Они – живут рядом с нами, возможно – в каждом из нас. Нужно только вглядеться, как это сделал писатель.
Написанные на необычайно емком, образном иврите, рассказы Бартана на первый взгляд сложны для воссоздания на русском языке. Но переводчику удалось передать колорит ивритской прозы, сохранив непредсказуемо-яркие внутренние сюжеты, таящиеся под внешне бытовой канвой событий.

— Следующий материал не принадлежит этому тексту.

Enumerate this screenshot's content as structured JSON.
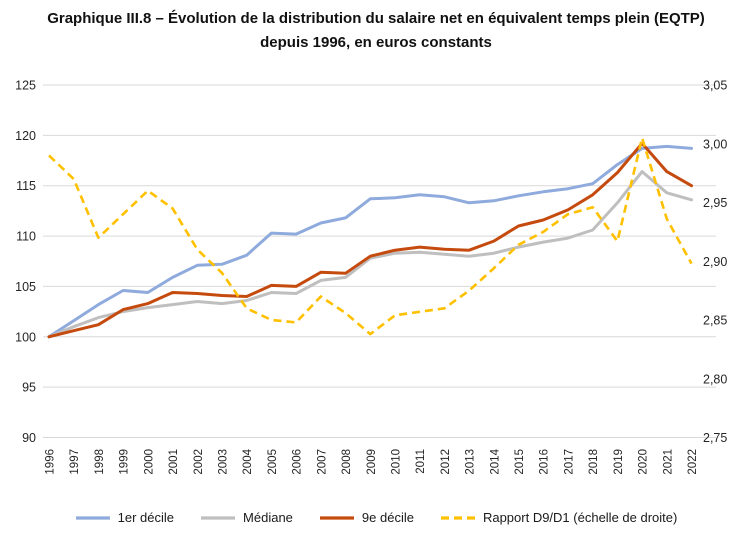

Купить зимнее время в Цфате (сборник) - читать онлайн бесплатно ознакомительный отрывок
Интервал:
Закладка:
Несмотря на то, что у входа в здание, прямо над воротами, стояли подобно стене, два толстых фикуса, покрывающие тенью первый, на столбах, этаж, огни проносящихся мимо машин пробивались сквозь и поверх них, попадая в комнату. Так же, как шорох усиливающегося дождя не забивался шорохом проносящихся по улице шин. И, быть может, я находился в некой точке, где пересекались шум дождя и вспышки проносящихся фар. Ранее, по короткой дороге сюда, перед тем, чтобы войти, я видел, что прохожие мелькают и исчезают, и лишь машины проскальзывают то тут, то там, разбрызгивая веером жидкую грязь. Но теперь я не слышал шороха подошв прохожих, улица была пустынна, как в поздний час ночи, и полна тьмы, разрываемой шумами и всплесками, как в поздние часы, хотя не было поздно. Осталась лишь тьма, самозаполняющаяся дождем и пустотой. Так я обитал в этом доме, фасадом на небольшую и тихую улицу Аль-харизи, а не на шумную улицу Шломо Амелех, и потому находился на этой небольшой улице Аль-харизи, как человек, к которому обращено его же лицо. Именно это изменило ночь в моей красной комнате. Ибо на Шломо Амелех сосредоточилось все движение и суета, а на Аль-харизи были лишь тишина и дождь, разрываемые всплесками. На Аль-харизи были тишина, и дождь, и вход в здание. Ржавый замок на двери, ведущей в лестничный пролет, С ржавым скрипом проворачиваемый изнутри ключ. Темный коридор в квартиру с тремя запертыми дверьми, и только дверь распахнутая – в салон с двумя желтыми креслами с коричневыми пятнами от электронагревателя, со старым странным столом. И диван. И кухня, тоже открытая. Большего мне и не надо было. Все, в чем я нуждался, было там. И если кто-то испугался, если кто-то сбежал в конце вечера оттуда, это не была Пнина, которую я привел сюда в этот вечер, а это был я собственной персоной.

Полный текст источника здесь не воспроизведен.